Suiza es deliciosa. Literalmente. Inventaron la raclette y la fondue para hacernos felices por generaciones. A mí, que soy una hedonista irremediable que aún no ha sido víctima de la alergia generacional al lácteo, con eso me bastaría para perder toda objetividad y lanzarme a la exaltación artística desenfrenada. Pero no ha sido  sólo la suavidad del queso, no han sido sólo las montañas y el aire cristalino (que en sí mismo bastaría para que una chilanga IMECA como yo tuviera un colapso pulmonar con alucinaciones propias de la sobreoxigenación): no.

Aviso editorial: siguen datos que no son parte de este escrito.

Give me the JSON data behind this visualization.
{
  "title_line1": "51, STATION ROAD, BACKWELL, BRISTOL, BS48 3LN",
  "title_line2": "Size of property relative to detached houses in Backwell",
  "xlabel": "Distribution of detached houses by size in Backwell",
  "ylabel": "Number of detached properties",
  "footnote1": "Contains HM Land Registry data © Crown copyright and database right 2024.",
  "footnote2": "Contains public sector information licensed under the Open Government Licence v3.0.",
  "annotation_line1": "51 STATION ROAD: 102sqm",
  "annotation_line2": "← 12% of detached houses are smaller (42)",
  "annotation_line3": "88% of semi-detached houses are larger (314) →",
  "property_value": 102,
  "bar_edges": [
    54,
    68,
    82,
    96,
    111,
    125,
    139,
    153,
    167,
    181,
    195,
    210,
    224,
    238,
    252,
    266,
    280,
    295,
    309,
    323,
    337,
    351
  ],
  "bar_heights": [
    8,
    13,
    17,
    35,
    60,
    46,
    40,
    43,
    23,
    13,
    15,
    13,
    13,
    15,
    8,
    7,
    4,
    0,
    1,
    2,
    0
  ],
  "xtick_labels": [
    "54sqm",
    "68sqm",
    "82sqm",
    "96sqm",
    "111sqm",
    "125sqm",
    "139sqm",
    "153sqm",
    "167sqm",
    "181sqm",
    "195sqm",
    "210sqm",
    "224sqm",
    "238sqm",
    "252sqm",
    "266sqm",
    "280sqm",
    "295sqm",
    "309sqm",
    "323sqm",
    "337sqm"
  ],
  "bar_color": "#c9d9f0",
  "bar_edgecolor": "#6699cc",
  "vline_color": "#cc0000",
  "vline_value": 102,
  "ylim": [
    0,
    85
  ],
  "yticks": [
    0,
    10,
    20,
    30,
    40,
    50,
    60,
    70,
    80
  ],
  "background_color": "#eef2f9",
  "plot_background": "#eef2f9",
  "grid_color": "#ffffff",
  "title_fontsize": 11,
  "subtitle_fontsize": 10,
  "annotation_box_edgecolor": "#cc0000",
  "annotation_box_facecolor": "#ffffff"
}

Ha habido más que calorías y destellos de luz en esta helvética historia de amor. ¿Por qué? Pues porque Suiza ha tenido un gesto de profunda elegancia con DramaFest y por primera vez tenemos el lujo de trabajar con un país que propone una colaboración a ambos lados del Atlántico desde su gestación: una colaboración más comprometida que nunca, un intercambio de miradas que, como parte de la ecuación, programa teatro mexicano en los escenarios de Ginebra incluso antes de haber estrenado. Será éste un encuentro cargado de confianza y compañerismo nunca antes vistos en los 14 años que llevo dirigiendo el festival. Es así como, en esta edición, DramaFest perfila su debut hacia una incipiente horizontalidad, posición que, como todos sabemos, no sólo es agradable, sino muy propicia para la creación.

Los equipos de Théâtre Poche Gve y DramaFest hemos echado mano de todas las artes de la imaginación y violentado la logística de maneras temerarias para poder enfrentar con gracia el previsible choque entre el estado de bienestar suizo y la crisis presupuestal que conoce hoy la cultura en México. Hemos recurrido a la medicina, las matemáticas y hasta a la teología para poder sobrellevar el desasosiego sísmicoelectoral y permanecer de pie con el financiamiento tambaleante pero el ánimo y la creatividad a tope. Así, todavía en una lógica hedonista, puedo decir que no hay placer más delicioso que sobrevivir.

Por si faltara felicidad, en esta edición contamos con una de las más grandes delicias que sea posible desear: tener a Oaxaca. ¡Ay! ¿Quiénes de nosotros no llevamos a Oaxaca en el corazón (y en el paladar)? Uno de los centros culturales más poderosos de nuestro país: nuestra casa, nuestra historia, nuestro orgullo. Un referente absoluto de las artes visuales, populares y gastronómicas que, sin duda, se verá beneficiado de este apoyo renovado a las artes escénicas. La creatividad de Oaxaca es desbordante y su comunidad aguerrida en el más noble de los sentidos: el artístico.

Gracias a todos los que a ambos lados del Atlántico nos escucharon, en particular a la Fundación BBVA Bancomer y a la Fundación Alfredo Harp Helú, que se sumaron a las batallas con gran generosidad.

Ojalá esa edición sea dulce y espesa. Ojalá las puestas en escena que vamos a estrenar sean profundas, aromáticas y espumosas. Ojalá nuestras lecturas sean tan energéticas que luego puedan convertirse en montajes; es decir, ojalá este DramaFest logre todas las virtudes del chocolate. Con Oaxaca y Suiza de invitados es lo menos a lo que deberíamos aspirar.